Sep 06, 2013 Dave King
Consumers should be well aware of the actions that can lead to increased risk of identity theft - shopping online via unsecured websites, failing to check credit reports and many others. However, all the preventive methods in the world couldn't fully eliminate this crime, which is why financial institutions need to lend a hand.
For example, short term lenders should be sure ID verification procedures are extensive to ensure identity thieves aren't able to obtain a loan using a false name. Unfortunately, criminals are becoming more sophisticated, and have been using elaborate methods to get account information, which is making it increasingly difficult to stop identity theft.
"Our bad guys like money, as most people do, but they don't want to work for it," U.S. Postal Inspector Essialani Hollier-Jackson, told Fox 6 Milwaukee. "They are counterfeiting the checks, putting a new name on the checks with the same bank information. The account number is correct, which is what the bank is checking, and they have ID that matches the name on the check."

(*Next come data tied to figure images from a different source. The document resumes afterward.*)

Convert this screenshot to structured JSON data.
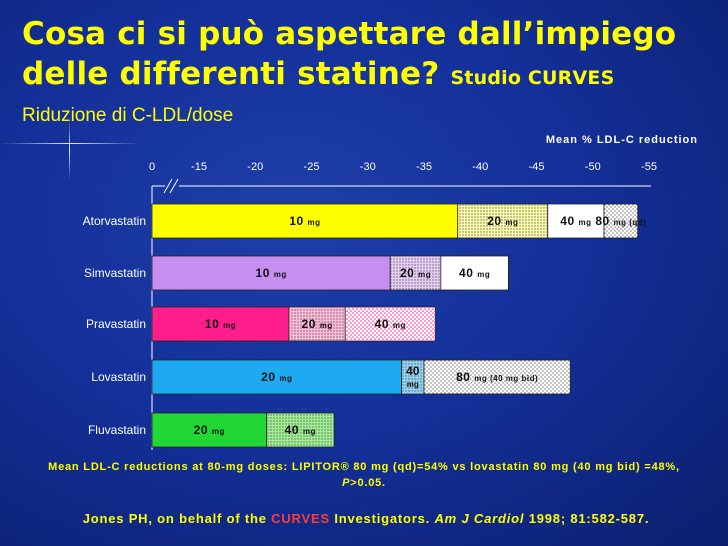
{
  "title": {
    "line1": "Cosa ci si può aspettare dall’impiego",
    "line2": "delle differenti statine?",
    "line2_small": "Studio CURVES"
  },
  "subtitle": "Riduzione di C-LDL/dose",
  "footnote": {
    "line1": "Mean LDL-C reductions at 80-mg doses: LIPITOR® 80 mg (qd)=54% vs lovastatin 80 mg (40 mg bid) =48%,",
    "p_italic": "P",
    "p_rest": ">0.05."
  },
  "citation": {
    "part1": "Jones PH, on behalf of the ",
    "highlight": "CURVES",
    "part2": " Investigators. ",
    "journal": "Am J Cardiol",
    "part3": " 1998; 81:582-587."
  },
  "chart_data": {
    "type": "bar",
    "orientation": "horizontal",
    "stacked": true,
    "xlabel": "Mean % LDL-C reduction",
    "xlim": [
      0,
      -55
    ],
    "xticks": [
      "0",
      "-15",
      "-20",
      "-25",
      "-30",
      "-35",
      "-40",
      "-45",
      "-50",
      "-55"
    ],
    "axis_break_after_zero": true,
    "categories": [
      "Atorvastatin",
      "Simvastatin",
      "Pravastatin",
      "Lovastatin",
      "Fluvastatin"
    ],
    "bars": [
      {
        "drug": "Atorvastatin",
        "segments": [
          {
            "dose": "10",
            "unit": "mg",
            "end": -38,
            "color": "#ffff00",
            "pattern": "solid"
          },
          {
            "dose": "20",
            "unit": "mg",
            "end": -46,
            "color": "#ffffa8",
            "pattern": "dots"
          },
          {
            "dose": "40",
            "unit": "mg",
            "end": -51,
            "color": "#ffffff",
            "pattern": "solid"
          },
          {
            "dose": "80",
            "unit": "mg",
            "note": "(qd)",
            "end": -54,
            "color": "#ffffff",
            "pattern": "dots-fine"
          }
        ]
      },
      {
        "drug": "Simvastatin",
        "segments": [
          {
            "dose": "10",
            "unit": "mg",
            "end": -32,
            "color": "#c68ef0",
            "pattern": "solid"
          },
          {
            "dose": "20",
            "unit": "mg",
            "end": -36.5,
            "color": "#e6cdf7",
            "pattern": "dots"
          },
          {
            "dose": "40",
            "unit": "mg",
            "end": -42.5,
            "color": "#ffffff",
            "pattern": "solid"
          }
        ]
      },
      {
        "drug": "Pravastatin",
        "segments": [
          {
            "dose": "10",
            "unit": "mg",
            "end": -23,
            "color": "#ff1e8c",
            "pattern": "solid"
          },
          {
            "dose": "20",
            "unit": "mg",
            "end": -28,
            "color": "#ffb8d8",
            "pattern": "dots"
          },
          {
            "dose": "40",
            "unit": "mg",
            "end": -36,
            "color": "#ffffff",
            "pattern": "dots-pink"
          }
        ]
      },
      {
        "drug": "Lovastatin",
        "segments": [
          {
            "dose": "20",
            "unit": "mg",
            "end": -33,
            "color": "#1eaaf0",
            "pattern": "solid"
          },
          {
            "dose": "40",
            "unit": "mg",
            "end": -35,
            "color": "#8fd4f5",
            "pattern": "dots"
          },
          {
            "dose": "80",
            "unit": "mg",
            "note": "(40 mg bid)",
            "end": -48,
            "color": "#ffffff",
            "pattern": "dots-fine"
          }
        ]
      },
      {
        "drug": "Fluvastatin",
        "segments": [
          {
            "dose": "20",
            "unit": "mg",
            "end": -21,
            "color": "#22d636",
            "pattern": "solid"
          },
          {
            "dose": "40",
            "unit": "mg",
            "end": -27,
            "color": "#9df08f",
            "pattern": "dots"
          }
        ]
      }
    ]
  }
}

Identity theft can be an extremely damaging crime, especially if it leads to a drop in the victim's consumer credit score. Consumer law attorney Robert Brennan told Credit.com that this type of crime hurts credit in both known and unknown ways. In fact, even after resolution, a person's credit rating may not fully recover from having financial information compromised.
However, those who have been victimized by an identity thief, and are struggling financially, have places to turn for help - one being short term lending operations. Consumers are able to secure finances to cover essential expenses while regaining their financial footing, which can prevent late payment fees and penalties that can add up.